Dalam surat resminya, Kementerian Perdagangan dan Industri (DTI) Filipina sebagai otoritas penyelidikan menginformasikan, pengenaan BMTPS akan berlaku selama 200 hari dimulai sejak dikeluarkannya customs order Filipina. Custom order tersebut diperkirakan dikeluarkan pada Januari 2021.

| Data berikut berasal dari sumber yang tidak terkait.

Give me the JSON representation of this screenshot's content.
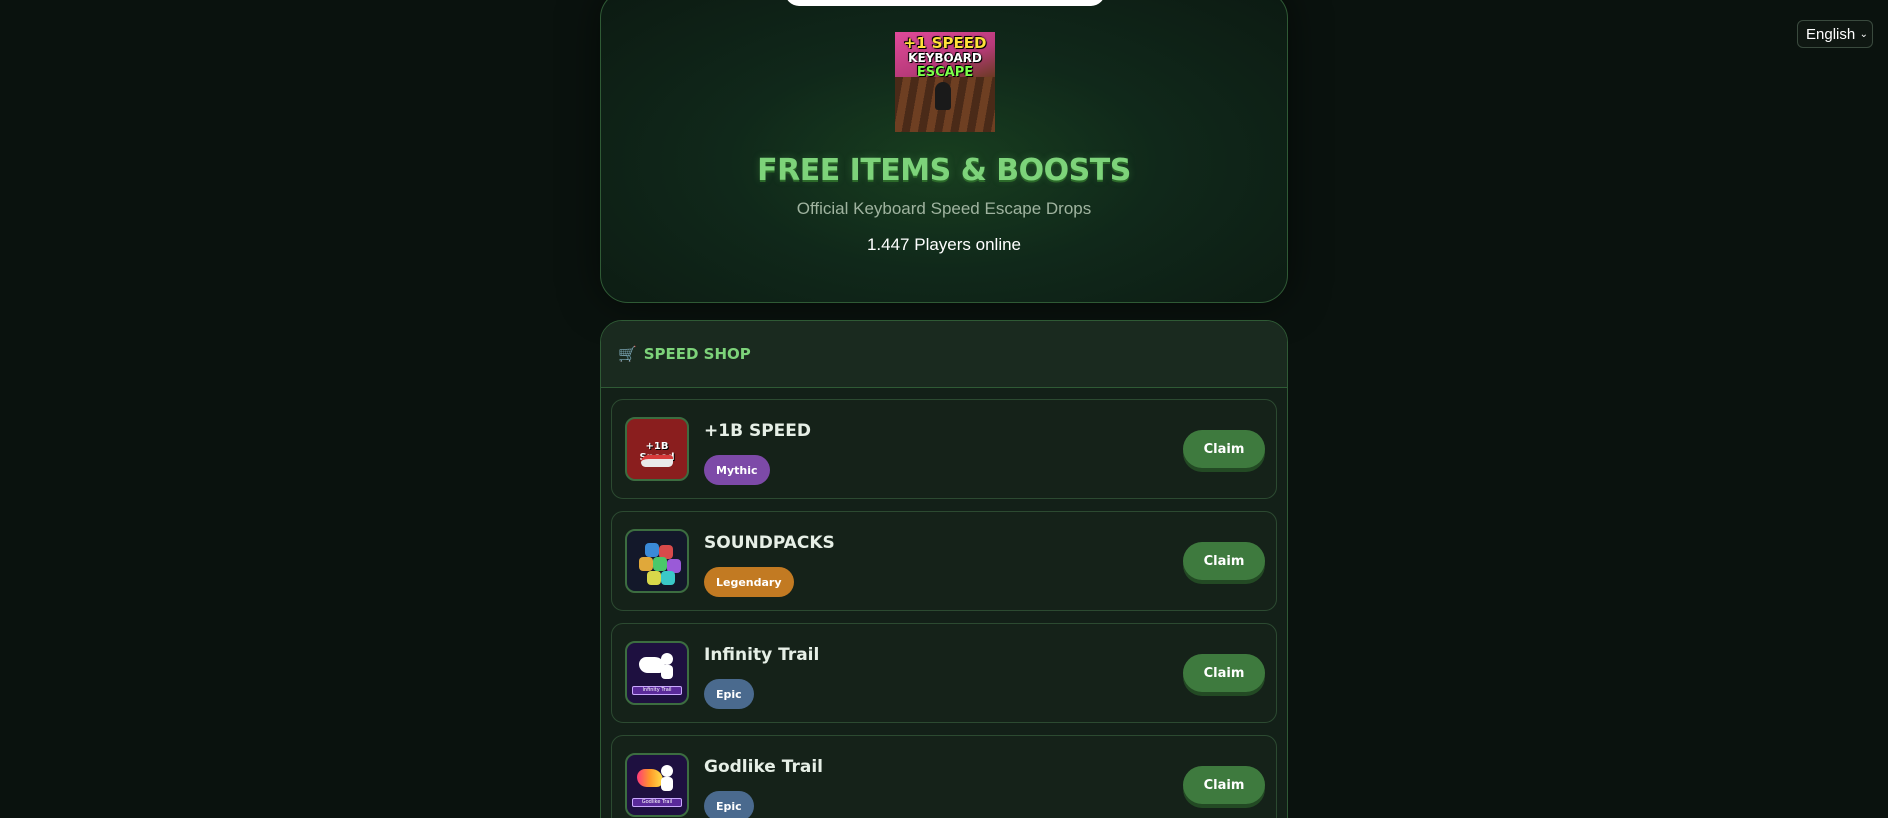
{
  "language_select": {
    "value": "English"
  },
  "hero": {
    "logo_lines": [
      "+1 SPEED",
      "KEYBOARD",
      "ESCAPE"
    ],
    "title": "FREE ITEMS & BOOSTS",
    "subtitle": "Official Keyboard Speed Escape Drops",
    "players_online": "1.447 Players online"
  },
  "shop": {
    "title": "SPEED SHOP",
    "icon": "cart-icon",
    "items": [
      {
        "name": "+1B SPEED",
        "rarity": "Mythic",
        "rarity_color": "#7d4aa8",
        "claim_label": "Claim",
        "thumb_text": "+1B Speed",
        "icon": "speed-shoe-icon"
      },
      {
        "name": "SOUNDPACKS",
        "rarity": "Legendary",
        "rarity_color": "#c27a22",
        "claim_label": "Claim",
        "icon": "soundpacks-icon"
      },
      {
        "name": "Infinity Trail",
        "rarity": "Epic",
        "rarity_color": "#4a6a8e",
        "claim_label": "Claim",
        "thumb_text": "Infinity Trail",
        "icon": "infinity-trail-icon"
      },
      {
        "name": "Godlike Trail",
        "rarity": "Epic",
        "rarity_color": "#4a6a8e",
        "claim_label": "Claim",
        "thumb_text": "Godlike Trail",
        "icon": "godlike-trail-icon"
      }
    ]
  },
  "colors": {
    "accent_green": "#7dd37a",
    "claim_button": "#3e7a3e",
    "background": "#0a120e"
  }
}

Dalam keputusan itu, Indonesia dikenakan BMTPS bagi produk mobil penumpang atau kendaraan dalam bentuk cash bond sekitar Rp 20 juta per unit. Hanya saja dikecualikan untuk produk mobil penumpang impor dalam bentuk completely knocked-down, semi knocked-down, kendaraan bekas, serta kendaraan untuk tujuan khusus seperti ambulans, kendaraan jenazah, kendaraan listrik, dan kendaraan mewah seharga di atas 25 ribu dolar AS (free on board).

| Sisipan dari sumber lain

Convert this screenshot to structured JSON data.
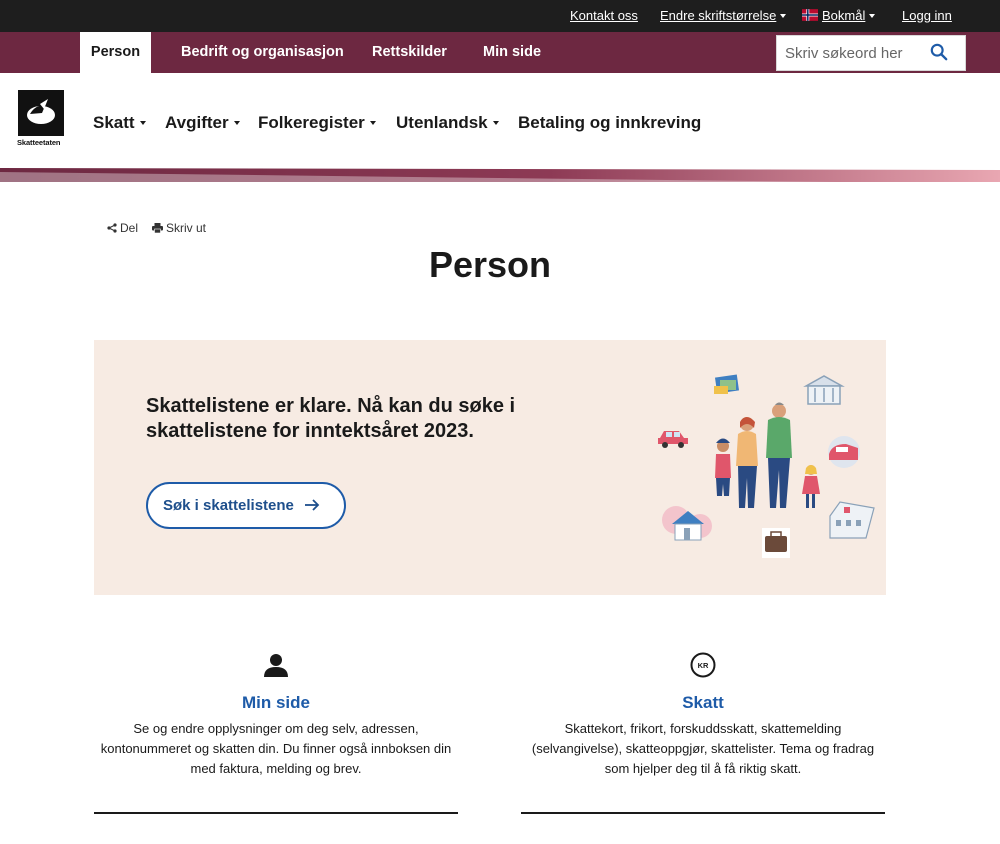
{
  "utility_bar": {
    "contact": "Kontakt oss",
    "font_size": "Endre skriftstørrelse",
    "language": "Bokmål",
    "login": "Logg inn"
  },
  "nav": {
    "tabs": [
      {
        "label": "Person",
        "active": true
      },
      {
        "label": "Bedrift og organisasjon",
        "active": false
      },
      {
        "label": "Rettskilder",
        "active": false
      },
      {
        "label": "Min side",
        "active": false
      }
    ],
    "search_placeholder": "Skriv søkeord her"
  },
  "logo": {
    "text": "Skatteetaten"
  },
  "main_menu": [
    {
      "label": "Skatt"
    },
    {
      "label": "Avgifter"
    },
    {
      "label": "Folkeregister"
    },
    {
      "label": "Utenlandsk"
    },
    {
      "label": "Betaling og innkreving"
    }
  ],
  "tools": {
    "share": "Del",
    "print": "Skriv ut"
  },
  "page": {
    "title": "Person"
  },
  "banner": {
    "heading": "Skattelistene er klare. Nå kan du søke i skattelistene for inntektsåret 2023.",
    "button": "Søk i skattelistene"
  },
  "cards": [
    {
      "title": "Min side",
      "text": "Se og endre opplysninger om deg selv, adressen, kontonummeret og skatten din. Du finner også innboksen din med faktura, melding og brev.",
      "icon": "person-icon"
    },
    {
      "title": "Skatt",
      "text": "Skattekort, frikort, forskuddsskatt, skattemelding (selvangivelse), skatteoppgjør, skattelister. Tema og fradrag som hjelper deg til å få riktig skatt.",
      "icon": "kr-coin-icon",
      "icon_text": "KR"
    }
  ],
  "colors": {
    "brand_burgundy": "#6d2841",
    "link_blue": "#1e5ba8",
    "banner_bg": "#f7ebe3",
    "topbar": "#1e1e1e"
  }
}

Indonesia juga dikecualikan atau tidak menjadi subjek BMTPS bagi produk kendaraan kendaraan komersial ringan. “Industri otomotif Indonesia semakin tumbuh dan telah menjadi produk ekspor andalan," tutur dia.
Lutfi berharap, penggunaan instrumen tindakan pengamanan atau safeguard dan pengenaan BMTPS harus dipertimbangkan secara matang. Sebab instrumen ini pada dasarnya hanya dapat digunakan sebagai tindakan pengamanan darurat atau emergency measures pada lonjakan impor yang diakibatkan berbagai hal tidak terduga (unforeseen development) dan mengakibatkan kerugian serius pada industri domestik.

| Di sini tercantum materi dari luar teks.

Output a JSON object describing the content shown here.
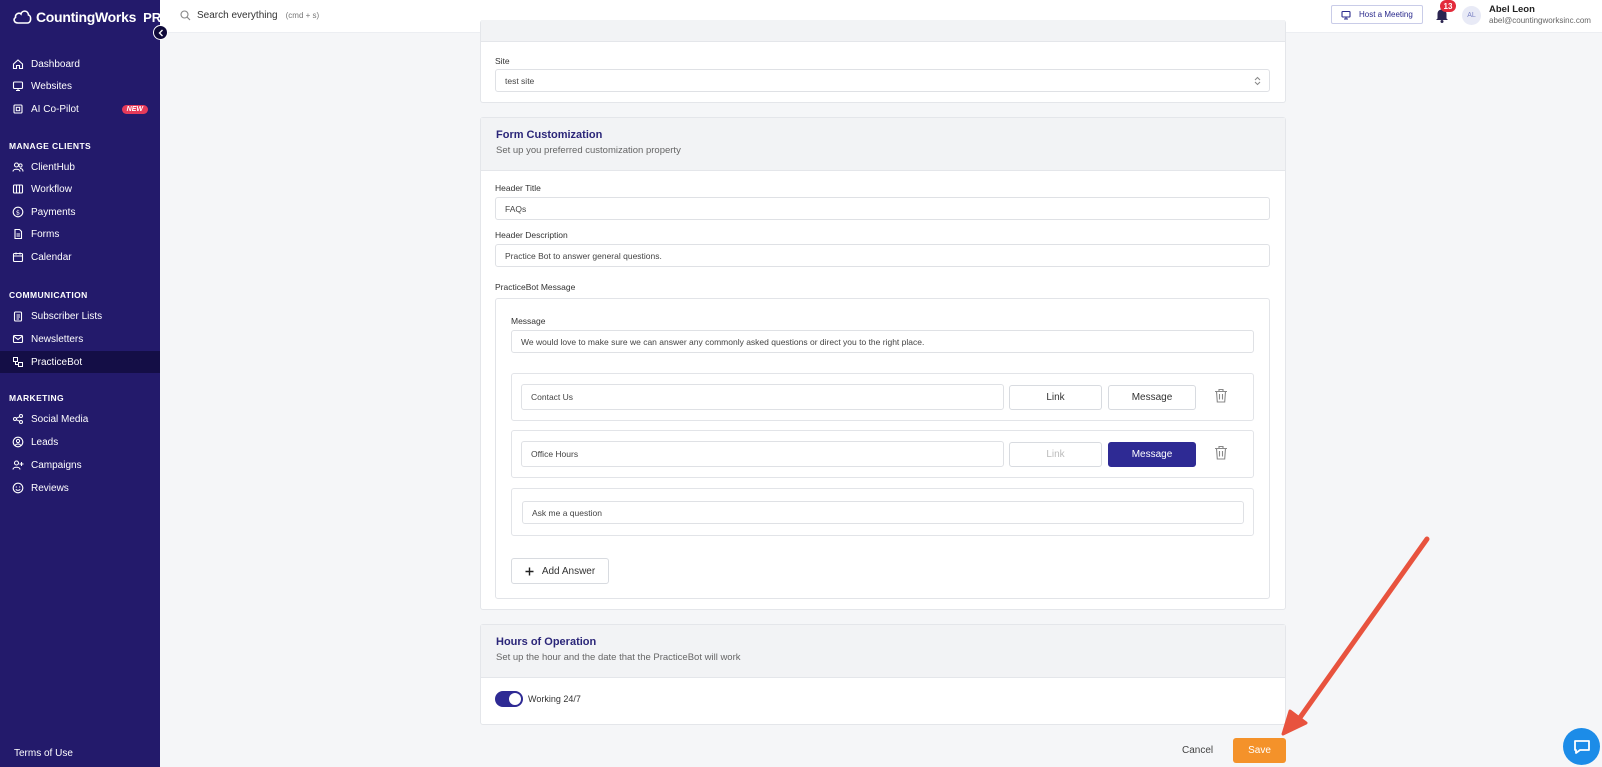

Hal senada diungkapkan Direktur Jenderal Perdagangan Luar Negeri Didi Sumedi. Menurutnya, pemerintah Indonesia sudah mengambil langkah terhadap kebijakan pemerintah Filipina.
“Pemerintah Indonesia sudah mengambil langkah. Kami akan tetap menyampaikan keberatannya pada berbagai forum atas pengenaan BMTPS oleh Filipina tersebut. Hari ini (13/1), kami telah menyampaikan keberatan dan pembelaan tersebut secara formal,” tegas Didi.
Ia menambahkan, argumen yang digunakan otoritas Filipina dalam pengenaan BMTPS ini sangat lemah. Lalu tidak sejalan dengan kesepakatan Organisasi Perdagangan Dunia (World Trade Organization/WTO).
Hal tersebut dapat menjadi poin pertimbangan otoritas Filipina, guna meninjau ulang penyelidikan safeguard sekarang masih berlangsung. “Diharapkan penyelidikan ini dihentikan dan bea masuk tindakan pengamanan atau safeguard measure yang bersifat definitif tidak dikenakan Filipina,” jelasnya.
Filipina memulai penyelidikan safeguard pada 17 Januari 2020 berdasarkan permohonan dari Philippine Metal Workers Alliance (PMA), yaitu serikat pekerja yang anggotanya terdiri dari gabungan pekerja perusahaan otomotif di Filipina. PMA mengklaim mengalami kerugian serius akibat lonjakan impor otomotif pada periode 2014 sampai 2018.
Ia menjelaskan, berdasarkan data BPS, nilai ekspor mobil penumpang Indonesia ke Filipina pada 2017 sampai 2019 mengalami fluktuasi. “Pada 2017 ekspor mobil penumpang tercatat sebesar 1,20 miliar dolar AS, pada 2018 turun menjadi 1,12 miliar dolar AS, dan pada 2019 meningkat sedikit menjadi 1,13 miliar dolar AS," katanya.
Melalui data tersebut, sambung dia, dapat dilihat tidak terjadi lonjakan impor signifikan dari Indonesia. Hal itu mendasari penyelidikan safeguard oleh Filipina.